Читаем Убайдулла-наме полностью

Военная знать столько наговорила аталыку неприятных вещей, что у него заболело сердце. Нахмурившись, аталык приказал: “если тот глупец [Ни'матулла дадха], исцелившись от своего недостойного поступка, вернется в свое обиталище, то о всем этом нужно доложить государю. Если же [Ни'матулла] будет упорствовать в своем неповиновении, то тогда и вы, о мужи, отложите в сторону примирение с ним и беритесь за оружие и в том, что является его целью [т. е. в схватке], вооружитесь орудиями войны”. Словом, когда запылал огонь мятежа, появились волнения и возмущения. Между прочим, господь, — да возвеличится его имя! — все, что делает, того никто не знает. У государя под влиянием этого удивительного происшествия душа пришла в трепет; последовал /151а/ приказ, чтобы Абдулла хаджи кушбеги вместе с Хошхал катаганом, правителем Самарканда, взяли Ни'матуллу к аталыку, взошли бы через дверь извинения и погасили огонь мятежа. Кушбеги, во исполнение высочайшего повеления, вместе с Хошхал бием прибыл к Ни'матулле и то, что было им приказано государем, передали ему. Ни'матулла же, этот дерзкий бунтовщик, как неумудренный жизненным опытом, счел для себя бесчестием отправиться к аталыку. Он не знал, что:

Двустишие:

Всякий малый, вступающий в борьбу с большим,Так упадет, что никогда [уже] не встанет.

И сколько эти два избранных [сановника] не упрашивали его отправиться к аталыку, этот малоумный не сдался на их убеждения.

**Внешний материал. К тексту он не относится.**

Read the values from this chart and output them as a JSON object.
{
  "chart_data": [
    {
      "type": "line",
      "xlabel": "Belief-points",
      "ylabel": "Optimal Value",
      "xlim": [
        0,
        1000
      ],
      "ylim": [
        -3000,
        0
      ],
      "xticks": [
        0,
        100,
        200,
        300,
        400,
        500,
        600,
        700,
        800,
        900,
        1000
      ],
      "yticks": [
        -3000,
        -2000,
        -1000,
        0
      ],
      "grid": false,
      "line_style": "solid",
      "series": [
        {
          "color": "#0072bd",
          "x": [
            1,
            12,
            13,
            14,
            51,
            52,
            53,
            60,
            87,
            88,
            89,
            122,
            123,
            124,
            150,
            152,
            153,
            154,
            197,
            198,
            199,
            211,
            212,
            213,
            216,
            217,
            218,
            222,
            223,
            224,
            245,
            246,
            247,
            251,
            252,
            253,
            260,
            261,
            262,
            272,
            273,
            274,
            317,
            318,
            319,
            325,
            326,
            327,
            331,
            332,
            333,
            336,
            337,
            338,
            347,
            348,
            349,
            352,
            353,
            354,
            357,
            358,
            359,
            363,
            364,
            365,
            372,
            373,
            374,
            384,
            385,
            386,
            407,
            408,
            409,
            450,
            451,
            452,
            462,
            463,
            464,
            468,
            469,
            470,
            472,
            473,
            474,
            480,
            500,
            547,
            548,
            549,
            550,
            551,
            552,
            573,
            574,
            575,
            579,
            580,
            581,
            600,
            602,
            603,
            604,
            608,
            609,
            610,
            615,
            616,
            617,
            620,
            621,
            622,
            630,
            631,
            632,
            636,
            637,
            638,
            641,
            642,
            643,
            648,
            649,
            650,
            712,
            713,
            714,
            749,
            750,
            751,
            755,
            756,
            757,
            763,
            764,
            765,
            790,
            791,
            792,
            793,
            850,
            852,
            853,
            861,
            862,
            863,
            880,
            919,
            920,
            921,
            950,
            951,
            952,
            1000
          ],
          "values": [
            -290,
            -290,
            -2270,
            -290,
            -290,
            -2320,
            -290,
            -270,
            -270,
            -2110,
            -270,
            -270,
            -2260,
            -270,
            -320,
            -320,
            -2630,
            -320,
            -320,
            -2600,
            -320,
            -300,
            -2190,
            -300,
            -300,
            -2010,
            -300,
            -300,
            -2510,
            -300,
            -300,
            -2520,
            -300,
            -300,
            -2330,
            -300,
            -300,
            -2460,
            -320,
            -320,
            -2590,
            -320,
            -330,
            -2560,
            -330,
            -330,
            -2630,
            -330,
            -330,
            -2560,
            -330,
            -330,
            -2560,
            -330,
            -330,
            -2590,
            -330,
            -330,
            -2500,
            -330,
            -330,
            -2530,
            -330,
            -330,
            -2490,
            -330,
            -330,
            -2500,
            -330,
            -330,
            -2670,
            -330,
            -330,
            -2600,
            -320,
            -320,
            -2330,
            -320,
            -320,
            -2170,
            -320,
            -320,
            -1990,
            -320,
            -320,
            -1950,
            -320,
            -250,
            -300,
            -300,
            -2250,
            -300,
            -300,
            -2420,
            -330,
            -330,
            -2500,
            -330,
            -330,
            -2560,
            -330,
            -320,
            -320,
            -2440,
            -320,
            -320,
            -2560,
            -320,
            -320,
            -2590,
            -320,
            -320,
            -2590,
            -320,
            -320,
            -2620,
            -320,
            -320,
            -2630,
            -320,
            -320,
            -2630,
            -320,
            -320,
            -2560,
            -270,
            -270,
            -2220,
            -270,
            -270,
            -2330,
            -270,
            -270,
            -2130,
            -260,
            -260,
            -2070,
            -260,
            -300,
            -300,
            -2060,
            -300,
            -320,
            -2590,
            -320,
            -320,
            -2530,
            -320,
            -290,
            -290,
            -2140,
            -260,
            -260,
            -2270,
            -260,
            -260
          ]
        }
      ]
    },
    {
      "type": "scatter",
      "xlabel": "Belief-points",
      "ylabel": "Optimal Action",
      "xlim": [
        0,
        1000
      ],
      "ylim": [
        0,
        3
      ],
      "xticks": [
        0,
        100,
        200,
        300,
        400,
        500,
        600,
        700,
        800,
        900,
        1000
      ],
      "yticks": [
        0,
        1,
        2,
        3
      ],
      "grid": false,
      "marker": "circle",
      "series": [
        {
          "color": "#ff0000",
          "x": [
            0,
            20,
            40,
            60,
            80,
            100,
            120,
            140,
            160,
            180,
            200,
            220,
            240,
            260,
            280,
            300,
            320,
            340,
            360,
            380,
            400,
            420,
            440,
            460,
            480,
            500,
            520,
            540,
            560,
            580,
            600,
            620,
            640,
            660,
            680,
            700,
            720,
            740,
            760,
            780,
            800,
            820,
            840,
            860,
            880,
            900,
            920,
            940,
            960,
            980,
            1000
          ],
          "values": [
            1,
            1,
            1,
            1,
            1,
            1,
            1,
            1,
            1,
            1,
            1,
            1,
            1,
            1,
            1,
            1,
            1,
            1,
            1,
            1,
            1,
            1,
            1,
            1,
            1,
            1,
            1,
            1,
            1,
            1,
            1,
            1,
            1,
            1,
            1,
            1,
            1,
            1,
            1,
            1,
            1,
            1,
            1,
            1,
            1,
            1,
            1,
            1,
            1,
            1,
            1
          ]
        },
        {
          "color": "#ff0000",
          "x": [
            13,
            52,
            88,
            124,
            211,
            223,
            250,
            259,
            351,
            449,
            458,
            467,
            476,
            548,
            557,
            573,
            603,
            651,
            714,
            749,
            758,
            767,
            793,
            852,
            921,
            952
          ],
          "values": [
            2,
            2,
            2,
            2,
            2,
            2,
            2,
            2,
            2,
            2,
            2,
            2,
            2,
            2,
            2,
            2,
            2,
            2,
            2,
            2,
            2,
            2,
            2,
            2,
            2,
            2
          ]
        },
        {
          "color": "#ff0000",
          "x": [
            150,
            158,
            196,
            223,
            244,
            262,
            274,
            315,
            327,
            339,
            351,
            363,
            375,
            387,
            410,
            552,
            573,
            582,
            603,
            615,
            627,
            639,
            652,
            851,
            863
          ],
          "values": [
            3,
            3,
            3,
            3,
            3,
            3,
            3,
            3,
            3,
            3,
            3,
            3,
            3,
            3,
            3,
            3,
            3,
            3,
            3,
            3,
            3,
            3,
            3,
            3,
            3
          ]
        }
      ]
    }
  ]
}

Этот невежда погрузился в сон на колючках несчастья тем боком, который покоился у него [до того] на постели отдохновения. В ту весну бутоны тысячью [своих] уст смеялись над его неодобрительными действиями, ибо последние были плачевны; он же думал, что это весенние наслаждения; соловьи заливались свистом при его ошибочных поступках, а он слышал /151б/ в этом любовные мелодии.

Стих:

Когда у уха не бывает [хорошей] восприимчивости, какая польза от хороших речей?

Но у аталыка и войска было такое убеждение, что дерзости дадхи во всем этом происшествии способствовал [сам] государь. Затеялось серьезное дело, потому что эмиры и войско стали подозревать последнего. В [ближайший] пятничный день [эмиры и представители армии] не пошли на поклон государю, как это было до сих пор принято. Эти люди волей-неволей разбили камнем возмущения чашу счастья, показывающую мир, здание радости разрушили “тишею”[248] позора, чистое вино веселия замутили содержимым ночной вазы бедствия и рукою вихря несчастья пустили на ветер небытия радость [осуществления] желаний. По самой форме своей их глаза, [казалось бы] видящие благо, [в действительности], как глаз [цветка] нарциса, были лишены света проницательности; [их] слушавшие советы уши были лишены силы слуха. Хотя дальновидный разум давал [им хороший] совет, но покров судьбы спустился /152а/ на их проницательное зрение и они перестали видеть истинный путь. Разрешающий затруднения в тонкостях давал им [благие] указания, но избыток бедствия повернул их поводья от направления чести. У государя от такой дерзости эмиров и войска благоуханно [умиротворенное] настроение стало подавленным, его благородное светоносное сердце от додобных несправедливых выходок изменилось и удар его гнева был столь велик, что он отдал такой приказ: “Всякий, кто будет мне рабом и доброжелателем, взошедши в высокий арк, пусть явится готовый послужить мне!”. Этот приказ как нельзя лучше соответствовал желаниям [Ни'матуллы] дадхи. Он опередил весь народ и привел своих людей [в арк] к подножию престола власти. Аталык и военные, по недомыслию уразумевши [в этом] другое, говорили друг другу: “расположение государя к Ни'матулле больше, чем к другим рабам, почему он и потребовал его к себе”.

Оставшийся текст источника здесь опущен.